The Literature of Ancient Sumer (2006, with Jeremy Black, Graham Cunningham, and Gabor Zolyomi), Oxford University Press, ISBN 978-0-19-929633-0. This book contains a selection of texts of Sumerian literature, drawn from the Electronic Text Corpus of Sumerian Literature, an Oxford University project in which Robson is a participant.
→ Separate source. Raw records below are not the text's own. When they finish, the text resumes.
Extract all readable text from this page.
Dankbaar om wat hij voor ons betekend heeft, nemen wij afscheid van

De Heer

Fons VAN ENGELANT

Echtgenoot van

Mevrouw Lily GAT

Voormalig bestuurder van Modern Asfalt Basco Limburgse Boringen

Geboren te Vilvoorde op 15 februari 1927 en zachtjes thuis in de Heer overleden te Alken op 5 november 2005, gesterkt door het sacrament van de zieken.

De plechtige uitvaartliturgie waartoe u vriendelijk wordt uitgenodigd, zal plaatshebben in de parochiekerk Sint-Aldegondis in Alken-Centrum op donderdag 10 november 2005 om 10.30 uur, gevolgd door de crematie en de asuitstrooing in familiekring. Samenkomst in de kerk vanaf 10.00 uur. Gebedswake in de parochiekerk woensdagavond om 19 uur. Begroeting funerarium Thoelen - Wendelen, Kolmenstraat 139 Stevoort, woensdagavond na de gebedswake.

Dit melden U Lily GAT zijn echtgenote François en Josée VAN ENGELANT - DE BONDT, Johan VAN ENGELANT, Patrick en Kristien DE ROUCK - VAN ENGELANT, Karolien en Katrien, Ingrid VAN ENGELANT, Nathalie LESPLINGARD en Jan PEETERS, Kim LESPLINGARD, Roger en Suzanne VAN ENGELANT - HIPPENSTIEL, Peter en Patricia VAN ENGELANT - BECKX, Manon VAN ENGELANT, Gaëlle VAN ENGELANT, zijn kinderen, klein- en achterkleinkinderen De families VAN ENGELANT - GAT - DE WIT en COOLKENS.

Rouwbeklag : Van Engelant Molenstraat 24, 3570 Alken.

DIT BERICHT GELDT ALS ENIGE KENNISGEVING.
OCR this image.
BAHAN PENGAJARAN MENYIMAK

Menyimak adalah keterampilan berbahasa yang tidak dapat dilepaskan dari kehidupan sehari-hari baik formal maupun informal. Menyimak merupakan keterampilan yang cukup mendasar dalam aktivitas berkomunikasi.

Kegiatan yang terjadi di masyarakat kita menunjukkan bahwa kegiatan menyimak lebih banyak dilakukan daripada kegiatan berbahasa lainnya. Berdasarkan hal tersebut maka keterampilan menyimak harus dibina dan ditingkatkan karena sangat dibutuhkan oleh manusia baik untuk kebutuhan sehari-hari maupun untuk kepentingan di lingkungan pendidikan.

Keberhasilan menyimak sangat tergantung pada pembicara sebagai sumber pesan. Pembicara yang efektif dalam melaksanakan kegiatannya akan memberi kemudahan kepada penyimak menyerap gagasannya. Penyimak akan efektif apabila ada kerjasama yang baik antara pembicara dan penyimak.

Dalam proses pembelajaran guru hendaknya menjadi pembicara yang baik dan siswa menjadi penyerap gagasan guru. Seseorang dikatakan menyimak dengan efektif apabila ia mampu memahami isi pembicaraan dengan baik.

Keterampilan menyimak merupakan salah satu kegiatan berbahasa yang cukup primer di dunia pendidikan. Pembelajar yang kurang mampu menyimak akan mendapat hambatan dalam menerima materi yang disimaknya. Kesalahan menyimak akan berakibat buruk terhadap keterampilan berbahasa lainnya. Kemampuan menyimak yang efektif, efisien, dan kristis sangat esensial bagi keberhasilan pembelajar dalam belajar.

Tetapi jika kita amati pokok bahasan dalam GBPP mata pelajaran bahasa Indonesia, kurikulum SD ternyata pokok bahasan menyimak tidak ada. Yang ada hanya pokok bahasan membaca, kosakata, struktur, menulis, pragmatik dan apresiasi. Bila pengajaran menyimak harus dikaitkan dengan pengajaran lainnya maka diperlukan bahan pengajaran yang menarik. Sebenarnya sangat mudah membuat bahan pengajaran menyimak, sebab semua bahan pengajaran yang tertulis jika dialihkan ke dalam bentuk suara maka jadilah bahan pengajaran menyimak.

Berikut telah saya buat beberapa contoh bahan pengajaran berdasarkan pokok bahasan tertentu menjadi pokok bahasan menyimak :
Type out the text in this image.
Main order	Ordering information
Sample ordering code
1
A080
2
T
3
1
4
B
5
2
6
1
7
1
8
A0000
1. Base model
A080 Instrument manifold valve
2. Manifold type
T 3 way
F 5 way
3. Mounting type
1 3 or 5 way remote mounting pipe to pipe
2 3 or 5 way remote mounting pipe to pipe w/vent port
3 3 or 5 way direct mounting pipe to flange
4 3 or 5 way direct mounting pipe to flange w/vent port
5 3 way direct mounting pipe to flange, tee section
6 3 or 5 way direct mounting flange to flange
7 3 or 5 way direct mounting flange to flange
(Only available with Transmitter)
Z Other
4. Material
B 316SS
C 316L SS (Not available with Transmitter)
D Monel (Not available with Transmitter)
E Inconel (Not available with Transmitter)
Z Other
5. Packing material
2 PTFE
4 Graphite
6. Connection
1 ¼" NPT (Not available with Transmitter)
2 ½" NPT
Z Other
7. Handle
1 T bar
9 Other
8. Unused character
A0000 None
Unlike an earlier collection of Sumerian literature by Thorkild Jacobsen, the translations included in this collection are literal and in plain prose, even when they translate works of poetry.

Who Owns Objects?: The Ethics and Politics of Collecting Cultural Artefacts (2006, edited with Chris Gosden and Luke Treadwell), Oxbow Books, ISBN 978-1-84217-233-9. This edited volume includes nine articles, many of which take a minority position that defends the collection and expatriation of artefacts from ancient cultures and that critiques the UNESCO Convention on the Means of Prohibiting and Preventing the Illicit Import, Export and Transfer of Ownership of Cultural Property, which bars such collection.

Mathematics in ancient Iraq: a social history (2008), Princeton University Press, ISBN 978-0-691-09182-2. This book is aimed at the general public, and explains both the mathematical ideas from the three-millennium-long history of ancient Mesopotamian mathematics and the context from which they arose. It is organized chronologically; two appendices tabulate Mesopotamian systems of measurement and index nearly all known mathematical clay tablets from the region.

The Oxford handbook of the history of mathematics (2009, edited with Jacqueline A. Stedall), Oxford University Press, ISBN 978-0-19-921312-2. The 36 articles in this volume cover a wide range of geography and time. But although, as the title suggests, some of the contents are survey articles, many others are research papers.